Em um ano, o índice saltou de 5,2% para 6,5%. No último trimestre, subiu 0,5 ponto, o que equivale a 165 mil desempregados a mais – o maior aumento desde 1971. Desses, 138.400 começaram a procurar emprego agora, em parte como resultado da própria crise: alguém em casa perdeu o emprego, e saíram buscando para tentar ajudar no orçamento familiar. No total, 1,39 milhão de britânicos estão procurando trabalho. Os economistas acreditam que esse número ainda vai aumentar sensivelmente.

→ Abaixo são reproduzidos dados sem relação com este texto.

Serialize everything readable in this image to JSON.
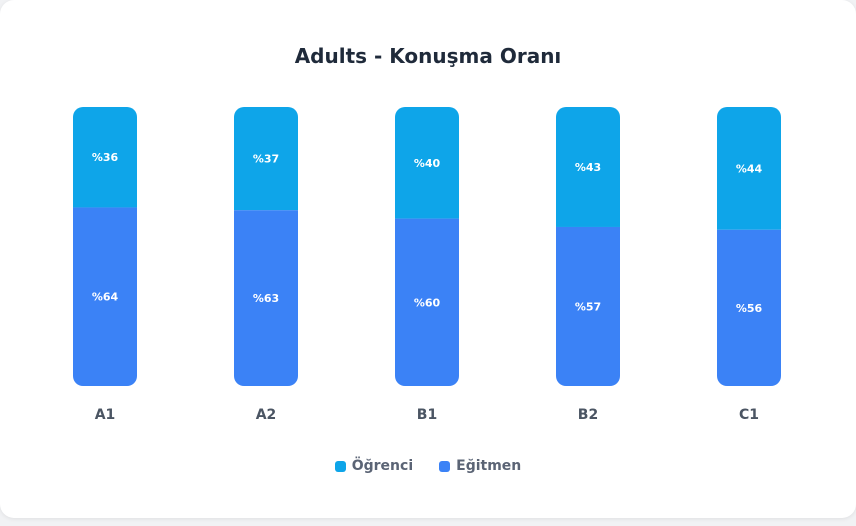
{
  "chart_data": {
    "type": "bar",
    "stacked": true,
    "title": "Adults - Konuşma Oranı",
    "categories": [
      "A1",
      "A2",
      "B1",
      "B2",
      "C1"
    ],
    "series": [
      {
        "name": "Öğrenci",
        "color": "#0ea5e9",
        "values": [
          36,
          37,
          40,
          43,
          44
        ]
      },
      {
        "name": "Eğitmen",
        "color": "#3b82f6",
        "values": [
          64,
          63,
          60,
          57,
          56
        ]
      }
    ],
    "value_prefix": "%",
    "ylim": [
      0,
      100
    ],
    "grid": false,
    "legend_position": "bottom"
  }
}
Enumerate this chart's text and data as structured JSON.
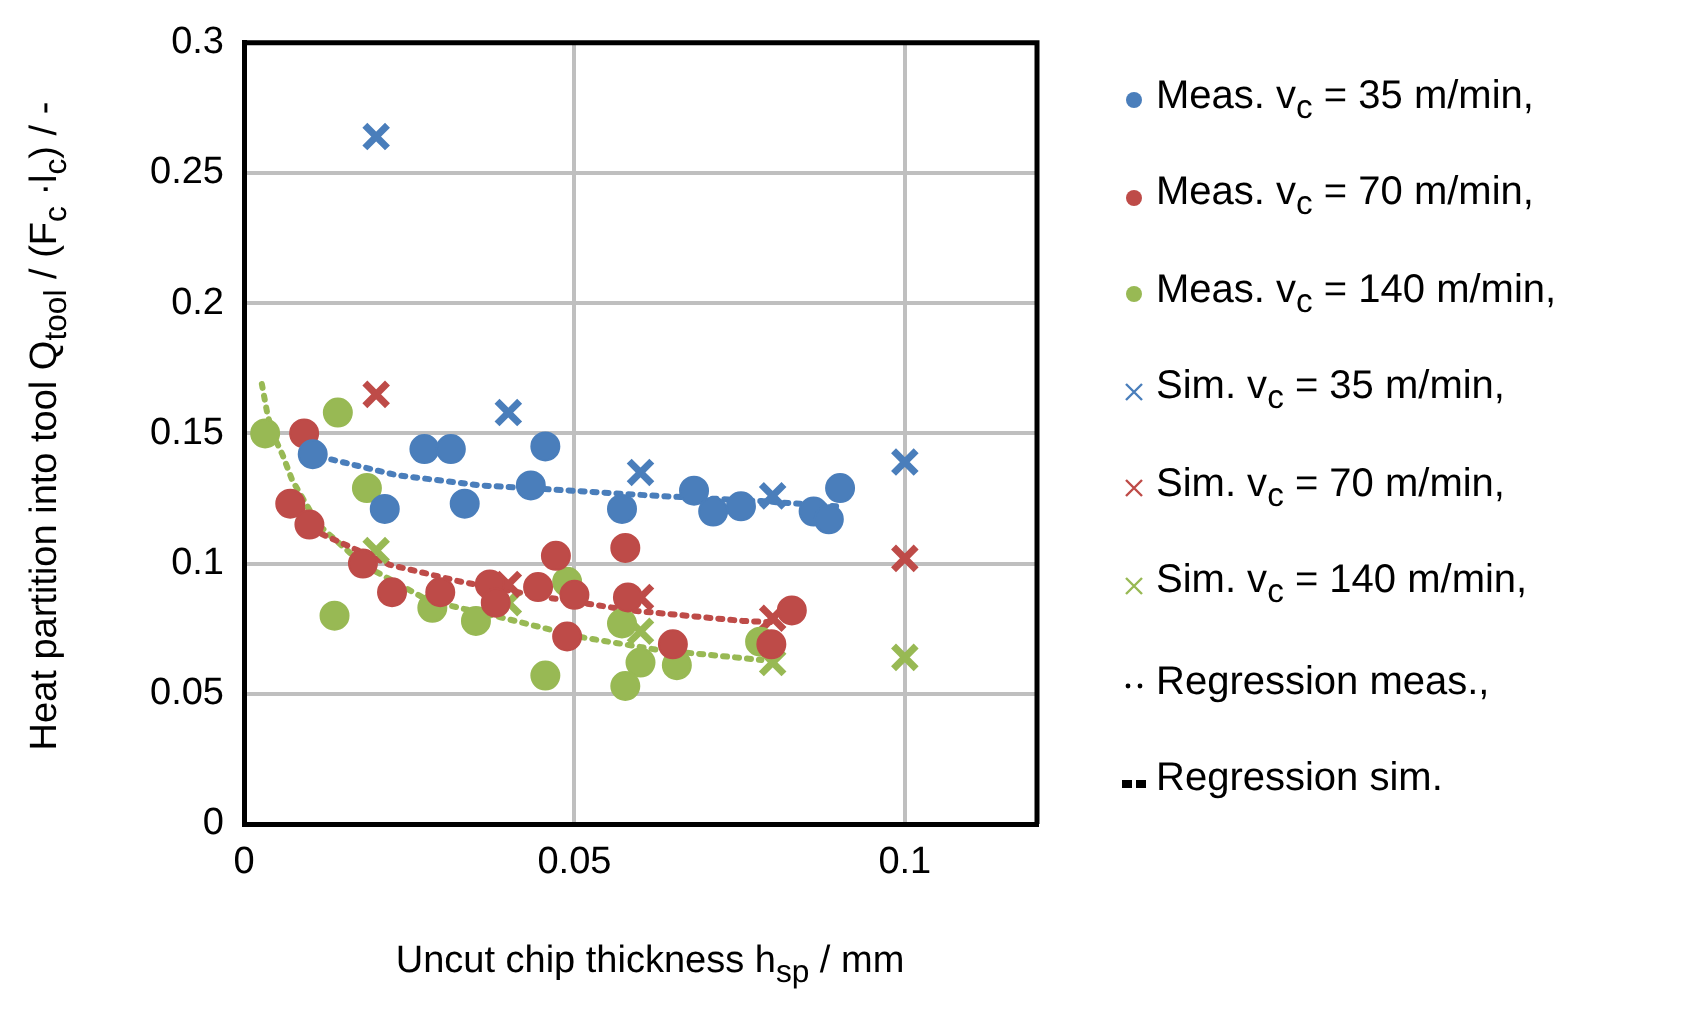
{
  "chart_data": {
    "type": "scatter",
    "xlabel": "Uncut chip thickness h$_{sp}$ / mm",
    "ylabel": "Heat partition into tool Q$_{tool}$ / (F$_{c}$ ·l$_{c}$) / -",
    "xlim": [
      0,
      0.12
    ],
    "xticks": [
      0,
      0.05,
      0.1
    ],
    "ylim": [
      0,
      0.3
    ],
    "yticks": [
      0,
      0.05,
      0.1,
      0.15,
      0.2,
      0.25,
      0.3
    ],
    "grid": true,
    "legend": "right",
    "series": [
      {
        "name": "Meas. v$_{c}$ = 35 m/min,",
        "type": "scatter",
        "marker": "circle",
        "color": "#4a7ebb",
        "x": [
          0.0104,
          0.0213,
          0.0273,
          0.0313,
          0.0334,
          0.0434,
          0.0456,
          0.0572,
          0.0681,
          0.071,
          0.0752,
          0.0862,
          0.0885,
          0.0902
        ],
        "values": [
          0.142,
          0.121,
          0.144,
          0.144,
          0.123,
          0.13,
          0.145,
          0.121,
          0.128,
          0.12,
          0.122,
          0.12,
          0.117,
          0.129
        ]
      },
      {
        "name": "Meas. v$_{c}$ = 70 m/min,",
        "type": "scatter",
        "marker": "circle",
        "color": "#be4b48",
        "x": [
          0.0091,
          0.007,
          0.0099,
          0.018,
          0.0224,
          0.0297,
          0.0372,
          0.0381,
          0.0445,
          0.0472,
          0.05,
          0.0489,
          0.0577,
          0.0581,
          0.0649,
          0.0798,
          0.0829
        ],
        "values": [
          0.15,
          0.123,
          0.115,
          0.1,
          0.089,
          0.089,
          0.092,
          0.085,
          0.091,
          0.103,
          0.088,
          0.072,
          0.106,
          0.087,
          0.069,
          0.069,
          0.082
        ]
      },
      {
        "name": "Meas. v$_{c}$ = 140 m/min,",
        "type": "scatter",
        "marker": "circle",
        "color": "#98b954",
        "x": [
          0.0032,
          0.0142,
          0.0186,
          0.0137,
          0.0285,
          0.0351,
          0.0456,
          0.0489,
          0.0572,
          0.06,
          0.0577,
          0.0655,
          0.0781
        ],
        "values": [
          0.15,
          0.158,
          0.129,
          0.08,
          0.083,
          0.078,
          0.057,
          0.093,
          0.077,
          0.062,
          0.053,
          0.061,
          0.07
        ]
      },
      {
        "name": "Sim. v$_{c}$ = 35 m/min,",
        "type": "scatter",
        "marker": "cross",
        "color": "#4a7ebb",
        "x": [
          0.02,
          0.04,
          0.06,
          0.08,
          0.1
        ],
        "values": [
          0.264,
          0.158,
          0.135,
          0.126,
          0.139
        ]
      },
      {
        "name": "Sim. v$_{c}$ = 70 m/min,",
        "type": "scatter",
        "marker": "cross",
        "color": "#be4b48",
        "x": [
          0.02,
          0.04,
          0.06,
          0.08,
          0.1
        ],
        "values": [
          0.165,
          0.092,
          0.087,
          0.079,
          0.102
        ]
      },
      {
        "name": "Sim. v$_{c}$ = 140 m/min,",
        "type": "scatter",
        "marker": "cross",
        "color": "#98b954",
        "x": [
          0.02,
          0.04,
          0.06,
          0.08,
          0.1
        ],
        "values": [
          0.105,
          0.085,
          0.074,
          0.062,
          0.064
        ]
      },
      {
        "type": "line",
        "marker": "none",
        "line_style": "dotted",
        "color": "#4a7ebb",
        "x": [
          0.0132,
          0.023,
          0.0359,
          0.0497,
          0.0625,
          0.0783,
          0.0896
        ],
        "values": [
          0.14,
          0.134,
          0.13,
          0.128,
          0.126,
          0.124,
          0.122
        ]
      },
      {
        "type": "line",
        "marker": "none",
        "line_style": "dotted",
        "color": "#be4b48",
        "x": [
          0.0075,
          0.0112,
          0.0221,
          0.0329,
          0.0458,
          0.0586,
          0.0754,
          0.08
        ],
        "values": [
          0.126,
          0.112,
          0.0995,
          0.093,
          0.087,
          0.082,
          0.078,
          0.0775
        ]
      },
      {
        "type": "line",
        "marker": "none",
        "line_style": "dotted",
        "color": "#98b954",
        "x": [
          0.0027,
          0.0035,
          0.0043,
          0.0058,
          0.0073,
          0.0112,
          0.0181,
          0.028,
          0.0388,
          0.0507,
          0.0625,
          0.0783
        ],
        "values": [
          0.169,
          0.158,
          0.15,
          0.142,
          0.132,
          0.115,
          0.0995,
          0.0857,
          0.0794,
          0.0719,
          0.0669,
          0.063
        ]
      },
      {
        "name": "Regression meas.,",
        "type": "line",
        "marker": "none",
        "line_style": "dotted",
        "color": "#000000"
      },
      {
        "name": "Regression sim.",
        "type": "line",
        "marker": "none",
        "line_style": "dashed",
        "color": "#000000"
      }
    ]
  }
}
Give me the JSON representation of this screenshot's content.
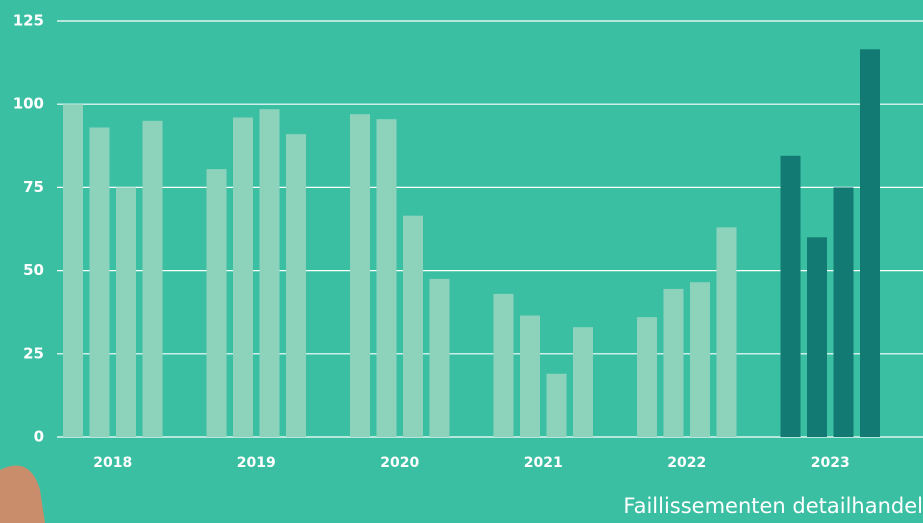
{
  "chart_data": {
    "type": "grouped-bar",
    "caption": "Faillissementen detailhandel",
    "groups": [
      {
        "label": "2018",
        "color": "#8dd3bc",
        "values": [
          100,
          93,
          75,
          95
        ]
      },
      {
        "label": "2019",
        "color": "#8dd3bc",
        "values": [
          80.5,
          96,
          98.5,
          91
        ]
      },
      {
        "label": "2020",
        "color": "#8dd3bc",
        "values": [
          97,
          95.5,
          66.5,
          47.5
        ]
      },
      {
        "label": "2021",
        "color": "#8dd3bc",
        "values": [
          43,
          36.5,
          19,
          33
        ]
      },
      {
        "label": "2022",
        "color": "#8dd3bc",
        "values": [
          36,
          44.5,
          46.5,
          63
        ]
      },
      {
        "label": "2023",
        "color": "#127a73",
        "values": [
          84.5,
          60,
          75,
          116.5
        ]
      }
    ],
    "ylim": [
      0,
      125
    ],
    "yticks": [
      0,
      25,
      50,
      75,
      100,
      125
    ],
    "grid": true
  }
}
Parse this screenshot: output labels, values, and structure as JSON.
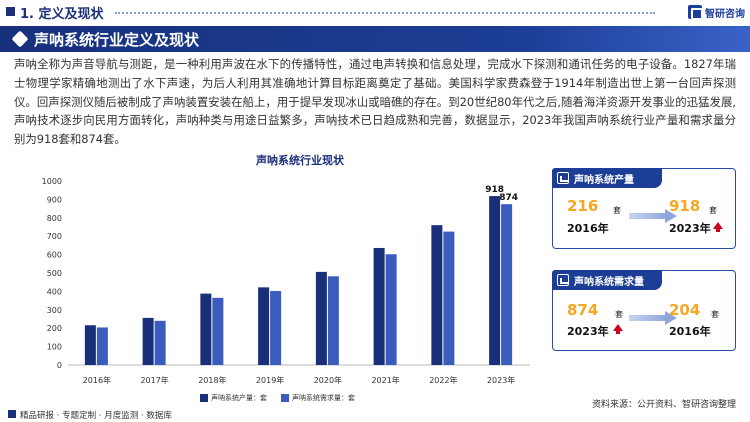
{
  "header": {
    "section": "1. 定义及现状",
    "brand": "智研咨询"
  },
  "banner": {
    "title": "声呐系统行业定义及现状"
  },
  "paragraph": "声呐全称为声音导航与测距，是一种利用声波在水下的传播特性，通过电声转换和信息处理，完成水下探测和通讯任务的电子设备。1827年瑞士物理学家精确地测出了水下声速，为后人利用其准确地计算目标距离奠定了基础。美国科学家费森登于1914年制造出世上第一台回声探测仪。回声探测仪随后被制成了声呐装置安装在船上，用于提早发现冰山或暗礁的存在。到20世纪80年代之后,随着海洋资源开发事业的迅猛发展,声呐技术逐步向民用方面转化，声呐种类与用途日益繁多，声呐技术已日趋成熟和完善，数据显示，2023年我国声呐系统行业产量和需求量分别为918套和874套。",
  "chart_data": {
    "type": "bar",
    "title": "声呐系统行业现状",
    "categories": [
      "2016年",
      "2017年",
      "2018年",
      "2019年",
      "2020年",
      "2021年",
      "2022年",
      "2023年"
    ],
    "series": [
      {
        "name": "声呐系统产量：套",
        "values": [
          216,
          256,
          388,
          422,
          506,
          636,
          760,
          918
        ],
        "color": "#1a2f7a"
      },
      {
        "name": "声呐系统需求量：套",
        "values": [
          204,
          240,
          365,
          402,
          482,
          602,
          725,
          874
        ],
        "color": "#3a5cbd"
      }
    ],
    "ylim": [
      0,
      1000
    ],
    "yticks": [
      0,
      100,
      200,
      300,
      400,
      500,
      600,
      700,
      800,
      900,
      1000
    ],
    "data_labels": {
      "产量2023": "918",
      "需求量2023": "874"
    },
    "legend_position": "bottom"
  },
  "card_production": {
    "title": "声呐系统产量",
    "from_value": "216",
    "from_unit": "套",
    "from_year": "2016年",
    "to_value": "918",
    "to_unit": "套",
    "to_year": "2023年"
  },
  "card_demand": {
    "title": "声呐系统需求量",
    "from_value": "874",
    "from_unit": "套",
    "from_year": "2023年",
    "to_value": "204",
    "to_unit": "套",
    "to_year": "2016年"
  },
  "footer": {
    "left": "精品研报 · 专题定制 · 月度监测 · 数据库",
    "right": "资料来源：公开资料、智研咨询整理"
  }
}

O governo lançou um plano de £ 500 milhões (R$ 1,6 bilhão) que oferece até £ 2.500 (R$ 8.075) para as empresas treinarem e contratarem pessoas desempregadas há mais de seis meses. Sindicatos patronais e de trabalhadores elogiaram a boa intenção do governo, mas explicaram que não é hora de pensar em contratações, e sim de preservar os empregos existentes. “Dentro de três meses é ainda mais difícil de imaginar que isso possa funcionar, com os empregadores lutando para sobreviver durante uma recessão”, disse John Cridland, vice-diretor geral das Câmaras Britânicas de Comércio.

O número de falências no primeiro trimestre deste ano foi 35% maior que no do ano passado, segundo levantamento da empresa Equifax. Desapareceram das “high streets”, as ruas principais dos bairros e cidades pequenas, marcas que faziam parte da paisagem urbana, como as redes Woolsworth e Zavvi. Instituição britânica, os pubs estão fechando ao ritmo de oito por semana – embora, além da crise, haja a proibição de fumar em todos os lugares fechados, que tem expulsado muitos de seus clientes.

Na Edgeware Road, avenida de comércio tradicional de imigrantes árabes e indianos, uma das duas lojas de luminárias A & H Bass está torrando seu estoque com 50% de desconto, antes de fechar as portas. O vendedor Mahul Shaah estima que o movimento tenha caído entre 30% e 40%. Hoje, o que a loja vende só dá para pagar o aluguel de £ 18 mil libras (R$ 58.140). “Há um ano, essa avenida era extremamente movimentada”, recorda Shaah. “Agora, está morta.”